De acuerdo al sitio Global Terrorism Database, entre 1970 y 2015, sólo han habido 10 años en los que en Europa occidental han ocurrido más de 200 muertes por actos terroristas. El año en el que más muertes hubo durante ese periodo fue 1988 con cerca de 450,270 de las cuales ocurrieron cuando el vuelo 103 de Pan Am explotó sobre la ciudad británica de Lockerbie, acto por el que fue inculpado Muamar el Gadafi, el exdictador libio, patrocinador, por cierto, de muchos gobiernos europeos, como el de Nicolas Sarkozy en Francia. Huelga decir que estos números no permiten que el terrorismo cuente de ninguna forma como un peligro de muerte real para un ciudadano de esta región. No obstante, como es bien sabido, además de las muertes en sí (y quizá por encima de ellas), lo que buscan los atentados terroristas (como el acontecido en Berlín el lunes pasado) es producir un estado de psicosis y de alarma que tenga un efecto mucho más masivo y expansivo que el de las bajas humanas.

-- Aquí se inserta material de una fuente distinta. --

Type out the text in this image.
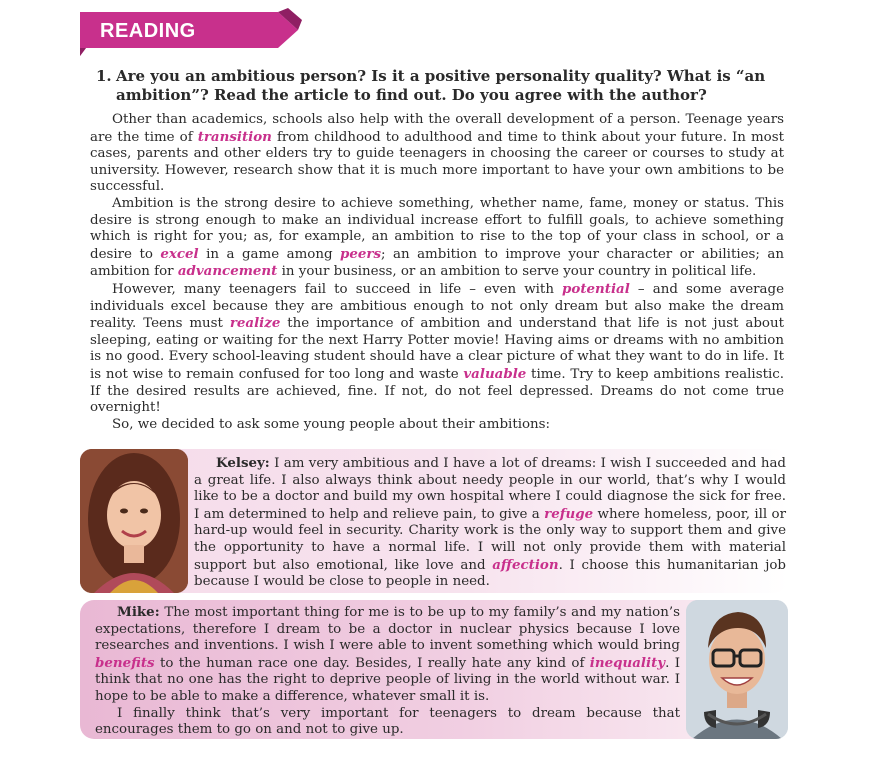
READING
1. Are you an ambitious person? Is it a positive personality quality? What is “an
ambition”? Read the article to find out. Do you agree with the author?

Other than academics, schools also help with the overall development of a person. Teenage years are the time of transition from childhood to adulthood and time to think about your future. In most cases, parents and other elders try to guide teenagers in choosing the career or courses to study at university. However, research show that it is much more important to have your own ambitions to be successful.

Ambition is the strong desire to achieve something, whether name, fame, money or status. This desire is strong enough to make an individual increase effort to fulfill goals, to achieve something which is right for you; as, for example, an ambition to rise to the top of your class in school, or a desire to excel in a game among peers; an ambition to improve your character or abilities; an ambition for advancement in your business, or an ambition to serve your country in political life.

However, many teenagers fail to succeed in life – even with potential – and some average individuals excel because they are ambitious enough to not only dream but also make the dream reality. Teens must realize the importance of ambition and understand that life is not just about sleeping, eating or waiting for the next Harry Potter movie! Having aims or dreams with no ambition is no good. Every school-leaving student should have a clear picture of what they want to do in life. It is not wise to remain confused for too long and waste valuable time. Try to keep ambitions realistic. If the desired results are achieved, fine. If not, do not feel depressed. Dreams do not come true overnight!

So, we decided to ask some young people about their ambitions:

Kelsey: I am very ambitious and I have a lot of dreams: I wish I succeeded and had a great life. I also always think about needy people in our world, that’s why I would like to be a doctor and build my own hospital where I could diagnose the sick for free. I am determined to help and relieve pain, to give a refuge where homeless, poor, ill or hard-up would feel in security. Charity work is the only way to support them and give the opportunity to have a normal life. I will not only provide them with material support but also emotional, like love and affection. I choose this humanitarian job because I would be close to people in need.

Mike: The most important thing for me is to be up to my family’s and my nation’s expectations, therefore I dream to be a doctor in nuclear physics because I love researches and inventions. I wish I were able to invent something which would bring benefits to the human race one day. Besides, I really hate any kind of inequality. I think that no one has the right to deprive people of living in the world without war. I hope to be able to make a difference, whatever small it is.

I finally think that’s very important for teenagers to dream because that encourages them to go on and not to give up.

Los actos terroristas son estremecedores y es difícil o imposible encontrar una óptica que los justifique. No obstante, cuando acontecen fuera de los territorios “habituados” a ello (África, Medio Oriente) y más aún, cuando ocurren en el “mundo civilizado” solemos responder con mucha mayor indignación. Aunque la indignación y la consternación son, por supuesto, inevitables, la reacción ante ellos también ponen en relieve la mentalidad hipócrita que impera en Occidente.

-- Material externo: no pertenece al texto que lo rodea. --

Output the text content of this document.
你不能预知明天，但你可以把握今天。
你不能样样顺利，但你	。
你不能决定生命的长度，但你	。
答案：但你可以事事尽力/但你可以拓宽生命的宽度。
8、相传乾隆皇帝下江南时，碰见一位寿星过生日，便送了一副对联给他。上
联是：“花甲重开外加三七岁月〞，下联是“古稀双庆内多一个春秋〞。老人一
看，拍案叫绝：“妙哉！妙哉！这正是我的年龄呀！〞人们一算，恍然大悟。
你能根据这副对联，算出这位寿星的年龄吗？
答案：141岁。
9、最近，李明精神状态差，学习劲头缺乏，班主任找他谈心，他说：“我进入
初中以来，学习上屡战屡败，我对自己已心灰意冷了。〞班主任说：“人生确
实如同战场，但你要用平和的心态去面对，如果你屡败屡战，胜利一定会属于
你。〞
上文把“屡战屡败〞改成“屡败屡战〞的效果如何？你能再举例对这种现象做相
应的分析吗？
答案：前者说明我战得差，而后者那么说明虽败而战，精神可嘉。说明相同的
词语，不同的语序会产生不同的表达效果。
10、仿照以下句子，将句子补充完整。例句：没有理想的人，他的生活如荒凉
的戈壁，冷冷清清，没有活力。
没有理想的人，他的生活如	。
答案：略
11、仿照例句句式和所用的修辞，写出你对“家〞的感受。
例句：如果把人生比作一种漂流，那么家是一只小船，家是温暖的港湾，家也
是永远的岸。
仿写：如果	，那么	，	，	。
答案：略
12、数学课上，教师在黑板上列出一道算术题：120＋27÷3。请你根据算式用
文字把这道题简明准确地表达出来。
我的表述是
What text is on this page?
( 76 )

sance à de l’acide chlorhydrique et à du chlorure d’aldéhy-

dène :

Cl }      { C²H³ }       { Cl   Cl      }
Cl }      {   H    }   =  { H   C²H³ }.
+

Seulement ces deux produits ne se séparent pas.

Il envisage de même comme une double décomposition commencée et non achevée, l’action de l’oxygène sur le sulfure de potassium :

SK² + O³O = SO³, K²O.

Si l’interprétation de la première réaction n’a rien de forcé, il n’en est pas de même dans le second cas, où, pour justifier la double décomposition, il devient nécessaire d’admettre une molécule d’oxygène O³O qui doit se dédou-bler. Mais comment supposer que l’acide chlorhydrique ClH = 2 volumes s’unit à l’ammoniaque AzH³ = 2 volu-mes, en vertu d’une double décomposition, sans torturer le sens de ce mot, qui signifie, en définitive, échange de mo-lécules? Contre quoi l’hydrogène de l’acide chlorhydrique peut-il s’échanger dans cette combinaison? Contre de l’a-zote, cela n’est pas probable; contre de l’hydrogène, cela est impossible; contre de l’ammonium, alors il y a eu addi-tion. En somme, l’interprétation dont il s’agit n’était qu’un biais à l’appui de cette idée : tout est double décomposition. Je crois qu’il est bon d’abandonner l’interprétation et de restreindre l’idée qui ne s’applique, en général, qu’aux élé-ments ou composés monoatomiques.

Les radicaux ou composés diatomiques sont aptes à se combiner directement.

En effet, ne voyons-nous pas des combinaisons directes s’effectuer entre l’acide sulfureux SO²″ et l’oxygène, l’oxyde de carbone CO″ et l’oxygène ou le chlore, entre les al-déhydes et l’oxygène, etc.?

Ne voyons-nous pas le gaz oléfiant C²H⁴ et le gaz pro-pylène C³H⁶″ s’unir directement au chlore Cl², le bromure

LEE LA COLUMNA ANTERIOR DE DIEGO RABASA: LA VIOLENCIA COMO SÍNTOMA

Existe un consenso unánime entre expertos en geopolítica hacia el hecho de que el Estado Islámico debería de ser exterminado con contundencia y con la mayor velocidad posible. Más allá de eso, me parece que ese tipo de situaciones extremas también deberían ser un pretexto para analizar el modo de vida occidental que tanto encono y tanta destrucción causan en buena parte del mundo. No se trata de justificar, de ninguna manera, la barbarie y el horror de las prácticas del ISIS, pero es sorprendente cómo podemos tener, ejerciendo aquello que Orwell llamó el doublethink, una capacidad para sentir empatía por el dolor ajeno (el de los familiares de la víctimas en este caso) y en cambio mirar de soslayo la brutalidad que sostiene el modo de vida incubado en los países más poderosos de Occidente y transportado desde ahí (en ocasiones a través de prácticas bélicas) a buena parte del mundo. El consumo indiscriminado y acelerado de los individuos que habitamos en esta región del mundo produce muchas más muertes y destrucción que aquellas que emanan del terrorismo, sólo que dicha destrucción ocurre lejos de nuestra mirada. Fuera de las consecuencias del calentamiento global, que todos sufriremos y padeceremos y que tienen en el consumo galopante de carne su motor fundamental, las fábricas de esclavos que producen la ropa de moda a bajo costo, la depredación de los rain forests africanos de donde se extraen los minerales para las baterías de nuestros teléfonos inteligentes, la pobreza y el desempleo que ocasionan los monopolios trasnacionales de las tiendas de autoservicio en donde compramos nuestros víveres y un sinfín de desventuras más ocasionadas por nuestra carrera por mejorar la “calidad de vida” a través del consumo y la acumulación, terminan siendo más devastadores que los actos de aquellos bárbaros sádicos.

El dolor y el duelo suelen ser momentos de reflexión y que propician la transformación y el cambio. De la mano con la voluntad de erradicar la locura asesina de donde provienen dichos atentados, deberíamos de promover el ánimo para erradicar también los nocivos efectos de los modos de vida que la persona frente al espejo deja tras de sí.